Winter spells depression for many. As the days get colder and darker, more number of people in the northern hemisphere are starting to face a sharp fall in their energy levels and are often found depressed. However, German Press Agency DPA quoted Ulrich Hegerl, a professor and director of the psychiatric clinic at Leipzig University as saying that “this needn’t be an illness.” Instead, one should distinguish it from Seasonal Affective Disorder (SAD).

Hegerl, Chairman of the German Alliance against Depression, an independent, non-profit organization noted that SAD is a type of depression that occurs at the same time every year. Unlike other forms of depression that might include symptoms such as insomnia and poor appetite, SAD patients might often face food cravings and go on a binge eating spree resulting in weight gain.

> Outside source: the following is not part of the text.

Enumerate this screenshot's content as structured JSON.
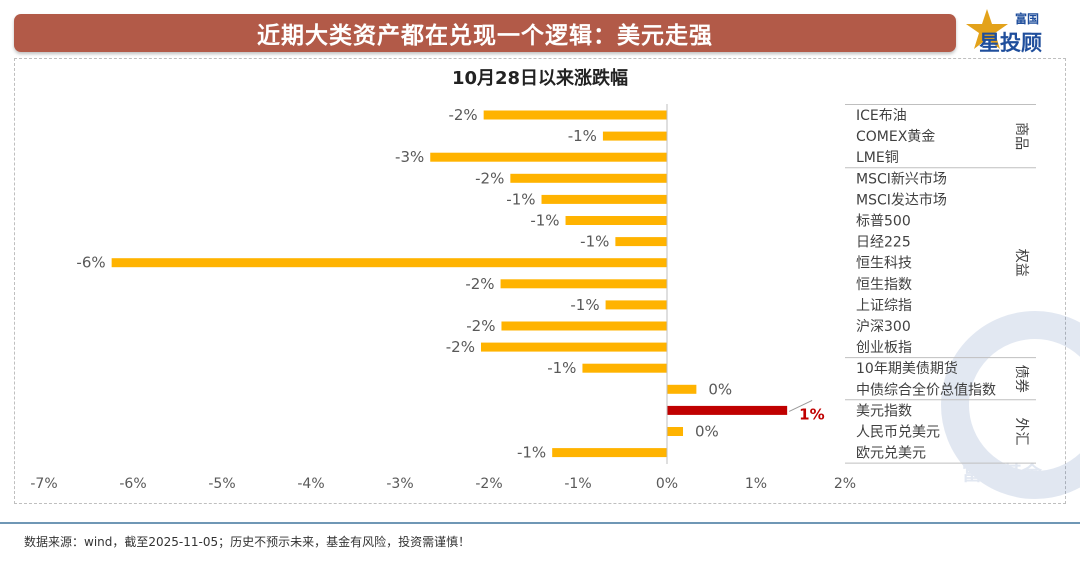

Noticing that daylight is the key to curing SAD, he suggested that a mere half-hour walk after getting up in the morning could help. He also said no matter how much illuminated a room is, it will not have the same benefit of breathing fresh air in an open and sunny area.

Sharing his experience he said that most people who are depressed in the winter had depression unrelated to the season. The first symptoms, he said, are gloomy thoughts and a feeling of hopelessness. Most of them fail to meet a psychiatrist or neurologist.

Further, he also said “depressives lack drive in life and blame themselves, and therefore have great difficulty seeking help.” Relatives in such cases should make a doctor's appointment for the sufferer and encourage him or her to get assistance.